An adventure worth taking, but with different transportation.
If you stop to think about it, adventure games usually have a ridiculous amount of combat. The amount of things you have to kill to level up, acquire rare items, or just advance the plot would exhaust most of us in real life. By removing combat, Beautiful Desolation is, therefore, perhaps one the most realistic RPGs I’ve ever played.
Well, save for all the aliens, time travel, and constant running.
Beautiful Desolation begins with an alien craft landing in South Africa. Humans used this craft—soon dubbed the Penrose—to advance multiple forms of technology by a frightening amount in a short period of time. Just ten years later, brothers Mark and Dan sneak aboard the Penrose and are quickly flung into the distant future where Africa has become a wasteland with pockets of control by robots, aliens, and human tribes. What happened here? Can you get back home? Can you even survive?
It’s a fun setup that harks back to a time when science fiction was more about the setup and moral lesson than about the laser battles. It’s important to make that distinction, because there are very few fights of any kind in this game. Although it’s billed as an RPG, Beautiful Desolation is mainly a puzzle-solving adventure. The story pushes you through numerous locations and introduces you to over 40 characters with whom you’ll interact. They’ll give you tasks to accomplish, of course, and you’ll have some freedom in how to complete them—or if you want to at all.

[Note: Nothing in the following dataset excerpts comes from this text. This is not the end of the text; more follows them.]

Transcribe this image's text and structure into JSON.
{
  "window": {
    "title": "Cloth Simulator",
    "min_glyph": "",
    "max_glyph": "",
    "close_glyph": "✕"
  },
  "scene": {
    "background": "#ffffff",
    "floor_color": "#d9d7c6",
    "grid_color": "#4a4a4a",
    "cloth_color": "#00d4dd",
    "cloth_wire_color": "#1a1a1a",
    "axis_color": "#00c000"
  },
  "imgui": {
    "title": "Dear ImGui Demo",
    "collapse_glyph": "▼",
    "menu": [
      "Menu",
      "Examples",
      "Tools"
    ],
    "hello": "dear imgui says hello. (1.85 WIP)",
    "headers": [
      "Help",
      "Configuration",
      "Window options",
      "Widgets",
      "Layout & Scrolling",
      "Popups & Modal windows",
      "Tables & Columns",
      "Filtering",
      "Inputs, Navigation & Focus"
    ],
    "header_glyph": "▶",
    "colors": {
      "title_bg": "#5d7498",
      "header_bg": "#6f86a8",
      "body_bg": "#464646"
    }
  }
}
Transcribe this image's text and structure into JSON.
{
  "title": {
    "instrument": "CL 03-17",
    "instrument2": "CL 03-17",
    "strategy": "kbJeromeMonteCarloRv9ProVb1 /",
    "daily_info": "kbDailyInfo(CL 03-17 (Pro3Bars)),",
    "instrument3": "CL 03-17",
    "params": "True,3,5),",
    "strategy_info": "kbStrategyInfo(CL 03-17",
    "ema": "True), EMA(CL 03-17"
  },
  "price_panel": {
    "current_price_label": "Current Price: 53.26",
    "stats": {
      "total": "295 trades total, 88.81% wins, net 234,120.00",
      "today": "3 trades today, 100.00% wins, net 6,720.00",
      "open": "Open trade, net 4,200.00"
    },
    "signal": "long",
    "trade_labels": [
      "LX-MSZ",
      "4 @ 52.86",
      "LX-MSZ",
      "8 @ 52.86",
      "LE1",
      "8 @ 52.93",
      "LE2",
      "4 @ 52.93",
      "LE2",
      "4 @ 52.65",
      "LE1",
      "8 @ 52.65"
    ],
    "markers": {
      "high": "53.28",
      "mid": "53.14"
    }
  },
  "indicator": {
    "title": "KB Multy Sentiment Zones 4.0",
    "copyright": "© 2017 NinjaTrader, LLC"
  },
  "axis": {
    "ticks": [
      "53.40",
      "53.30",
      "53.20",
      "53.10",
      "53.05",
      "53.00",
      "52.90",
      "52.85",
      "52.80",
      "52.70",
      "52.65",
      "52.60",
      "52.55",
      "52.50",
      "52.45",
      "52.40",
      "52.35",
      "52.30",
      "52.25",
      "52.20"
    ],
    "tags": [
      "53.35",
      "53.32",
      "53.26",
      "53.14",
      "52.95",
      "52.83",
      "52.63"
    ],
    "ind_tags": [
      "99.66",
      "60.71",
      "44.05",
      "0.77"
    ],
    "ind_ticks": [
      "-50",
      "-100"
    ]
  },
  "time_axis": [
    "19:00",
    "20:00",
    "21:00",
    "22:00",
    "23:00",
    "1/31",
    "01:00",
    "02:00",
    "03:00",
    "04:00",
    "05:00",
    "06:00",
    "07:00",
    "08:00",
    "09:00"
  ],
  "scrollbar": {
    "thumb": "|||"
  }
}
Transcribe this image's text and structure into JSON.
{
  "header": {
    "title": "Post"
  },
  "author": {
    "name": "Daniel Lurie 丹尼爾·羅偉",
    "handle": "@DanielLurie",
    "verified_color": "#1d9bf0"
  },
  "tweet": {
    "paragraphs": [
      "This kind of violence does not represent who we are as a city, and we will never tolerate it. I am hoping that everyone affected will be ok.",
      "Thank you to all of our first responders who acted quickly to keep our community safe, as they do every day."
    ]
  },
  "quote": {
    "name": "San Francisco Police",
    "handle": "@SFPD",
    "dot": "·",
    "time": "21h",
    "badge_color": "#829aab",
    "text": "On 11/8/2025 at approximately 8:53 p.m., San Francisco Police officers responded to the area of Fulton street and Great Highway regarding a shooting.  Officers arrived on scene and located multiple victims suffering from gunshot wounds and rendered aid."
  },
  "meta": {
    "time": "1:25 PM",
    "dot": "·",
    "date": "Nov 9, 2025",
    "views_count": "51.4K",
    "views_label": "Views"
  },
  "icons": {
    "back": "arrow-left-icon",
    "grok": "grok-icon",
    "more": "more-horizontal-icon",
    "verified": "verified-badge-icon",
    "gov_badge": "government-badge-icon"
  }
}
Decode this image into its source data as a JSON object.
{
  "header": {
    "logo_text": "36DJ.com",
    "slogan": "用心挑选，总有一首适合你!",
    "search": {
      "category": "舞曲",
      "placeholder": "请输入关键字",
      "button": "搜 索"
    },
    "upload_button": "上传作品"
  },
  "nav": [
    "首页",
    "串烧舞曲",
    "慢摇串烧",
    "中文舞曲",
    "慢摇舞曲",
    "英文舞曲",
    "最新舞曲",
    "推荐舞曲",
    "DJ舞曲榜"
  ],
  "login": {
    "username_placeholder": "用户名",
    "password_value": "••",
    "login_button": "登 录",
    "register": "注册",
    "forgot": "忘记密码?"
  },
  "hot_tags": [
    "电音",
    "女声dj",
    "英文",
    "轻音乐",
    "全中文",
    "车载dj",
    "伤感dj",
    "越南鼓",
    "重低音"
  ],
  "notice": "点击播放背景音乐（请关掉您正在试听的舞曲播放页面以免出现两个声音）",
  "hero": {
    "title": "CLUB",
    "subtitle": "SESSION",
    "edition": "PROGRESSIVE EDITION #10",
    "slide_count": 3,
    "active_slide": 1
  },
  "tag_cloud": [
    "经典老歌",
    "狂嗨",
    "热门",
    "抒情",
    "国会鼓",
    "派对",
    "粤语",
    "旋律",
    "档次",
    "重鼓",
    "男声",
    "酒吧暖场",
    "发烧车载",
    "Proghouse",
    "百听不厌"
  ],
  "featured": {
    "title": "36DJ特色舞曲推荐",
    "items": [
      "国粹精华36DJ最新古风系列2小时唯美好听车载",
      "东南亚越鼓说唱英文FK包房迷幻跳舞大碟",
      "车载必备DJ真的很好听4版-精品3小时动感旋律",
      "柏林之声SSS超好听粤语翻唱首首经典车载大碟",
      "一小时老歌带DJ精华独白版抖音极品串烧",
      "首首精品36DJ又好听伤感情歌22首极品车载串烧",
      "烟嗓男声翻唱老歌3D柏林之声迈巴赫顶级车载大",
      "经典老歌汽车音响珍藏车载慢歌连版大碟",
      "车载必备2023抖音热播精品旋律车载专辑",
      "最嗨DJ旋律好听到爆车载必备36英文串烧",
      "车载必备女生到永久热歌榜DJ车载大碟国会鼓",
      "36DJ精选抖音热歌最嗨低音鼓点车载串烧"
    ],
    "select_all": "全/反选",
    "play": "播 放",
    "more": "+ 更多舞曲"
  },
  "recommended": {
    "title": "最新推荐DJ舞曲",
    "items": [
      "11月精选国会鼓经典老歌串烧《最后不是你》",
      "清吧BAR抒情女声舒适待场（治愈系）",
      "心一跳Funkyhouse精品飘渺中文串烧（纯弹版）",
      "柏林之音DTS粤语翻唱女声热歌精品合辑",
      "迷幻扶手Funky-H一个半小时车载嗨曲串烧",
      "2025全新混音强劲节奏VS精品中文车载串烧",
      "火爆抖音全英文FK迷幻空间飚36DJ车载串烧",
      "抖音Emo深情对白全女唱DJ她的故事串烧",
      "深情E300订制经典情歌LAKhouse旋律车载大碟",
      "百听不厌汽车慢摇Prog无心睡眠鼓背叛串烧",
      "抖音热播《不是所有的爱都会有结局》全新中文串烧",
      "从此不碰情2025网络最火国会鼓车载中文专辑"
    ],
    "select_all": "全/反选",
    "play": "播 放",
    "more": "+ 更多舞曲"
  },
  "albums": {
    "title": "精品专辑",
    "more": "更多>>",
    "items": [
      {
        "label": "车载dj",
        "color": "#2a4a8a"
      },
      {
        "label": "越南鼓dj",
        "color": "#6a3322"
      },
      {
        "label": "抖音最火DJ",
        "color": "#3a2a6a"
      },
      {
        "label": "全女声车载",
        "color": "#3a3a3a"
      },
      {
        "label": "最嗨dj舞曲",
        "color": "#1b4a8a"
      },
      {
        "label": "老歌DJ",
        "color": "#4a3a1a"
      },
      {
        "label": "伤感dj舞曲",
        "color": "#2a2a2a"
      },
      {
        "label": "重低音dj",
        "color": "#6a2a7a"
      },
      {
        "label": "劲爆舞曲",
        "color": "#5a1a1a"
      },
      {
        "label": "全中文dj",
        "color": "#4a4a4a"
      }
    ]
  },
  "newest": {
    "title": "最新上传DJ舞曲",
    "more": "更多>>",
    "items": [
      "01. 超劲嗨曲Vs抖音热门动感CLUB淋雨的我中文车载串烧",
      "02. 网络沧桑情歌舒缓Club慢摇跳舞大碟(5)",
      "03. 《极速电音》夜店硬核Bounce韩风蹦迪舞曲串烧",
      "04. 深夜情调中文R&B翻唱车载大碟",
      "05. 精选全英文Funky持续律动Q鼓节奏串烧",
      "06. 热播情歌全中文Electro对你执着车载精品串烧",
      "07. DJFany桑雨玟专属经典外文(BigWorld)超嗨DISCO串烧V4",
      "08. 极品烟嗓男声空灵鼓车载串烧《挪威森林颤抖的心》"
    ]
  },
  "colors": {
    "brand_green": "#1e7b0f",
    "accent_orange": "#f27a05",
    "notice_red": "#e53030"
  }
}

Dialogues with these characters are at your control. You’re given multiple responses to select, allowing you to be friendly, curt, intimidating, and so on. There’s no real right or wrong way to behave in this game, but your answers do have an impact and will shape the way the story plays out. The friendlier you are with a particular person or group of people, the more willing they’ll be to help you. But being friendly with one group can put you at odds with another, so there are some tough decisions to make.
Because conversation and story are so vital to the game’s overall vibe, it’s a good thing these elements are handled with care. The voice acting is very well done throughout Beautiful Desolation, and the writing never feels like it’s trying too hard to be clever or have an attitude—although it is sometimes too pretentious. There’s also a consistency to the characters that’s somewhat refreshing in games of this type. You can go with your gut and generally be right in whom you can and can’t trust, although that doesn’t guarantee you’ll get what you want or need.
Still, what really separates Beautiful Desolation from other adventure/puzzle games you’ve played is the presentation. Rather than give us the typical side-scrolling point-and-click visuals, this world is presented with a highly detailed isometric, top-down point of view.
The perspective can be used to great effect, and is accented gracefully by Mick Gordon’s subtle score. However, you’ll spend so much time running/flying back and forth on fetch quests that the presentation does lose its splendor.
Opening new areas helps to keep things fresh, but that presents its own problem as each area is actually made up of undefined linear paths. You’ll think you can get to a certain point on the screen, only to hit an invisible wall and have the game turn you around. This hiccup occurs frequently—sometimes when you’re simply trying to step forward and access a console—and it gets frustrating as you try to move around with the Joy-Con analog stick. I imagine if you were playing it on a PC and could just click where you want to go, all of the required exploration would be much more enjoyable. On the Switch, expect to bounce off a whole lot of nothing until you learn what’s accessible and how to access it.
Another problem is that the graphics are muddy on the Switch, so certain details are hard to make out. Finding items is therefore more of a hassle than it should be, as is determining your path. This is exacerbated by the game’s lack of guidance on where to find what you need. Expect to spend a lot of time wandering aimlessly unless you’re consulting a walkthrough.
The user interface for your inventory, maps and such is also clearly designed for a point-and-click interface. That doesn’t mean they’re unusable on the Switch, just a bit difficult to discern. Beautiful Desolation requires a lot of object manipulation and combination, so I wish the inventory system could’ve been optimized a bit more for consoles (especially for the Switch’s handheld mode).
Finally, although the numerous cut-scenes and conversations help pull you into the story, they’re mostly presented on a small screen within a screen. This isn’t really a bad thing, as it adds to the overall sci-fi vibe. But again, if you’re playing in the Switch’s handheld mode, you’re losing a lot of precious retail space.
Taking these development and console port issues into consideration, I still want to recommend Beautiful Desolation. The story will engage fans of classic sci-fi, and the lack of combat allows that story and your decisions to be the focus. I also love the visuals, both as a throwback to the RPGs I played in the late ’90s and (hopefully) as a precursor of where adventure games can go in the future.
However, I don’t recommend it on the Switch. Play it instead on the PC, where it’s available for Windows, Mac, and Linux machines.
Review: Beautiful Desolation (Nintendo Switch)
Beautiful Desolation is a deep, intelligent, puzzle adventure presented with a unique isometric view. It’s an easy recommendation to sci-fi fans who prefer narrative over action, but the Switch is not the best way to explore this apocalyptic world.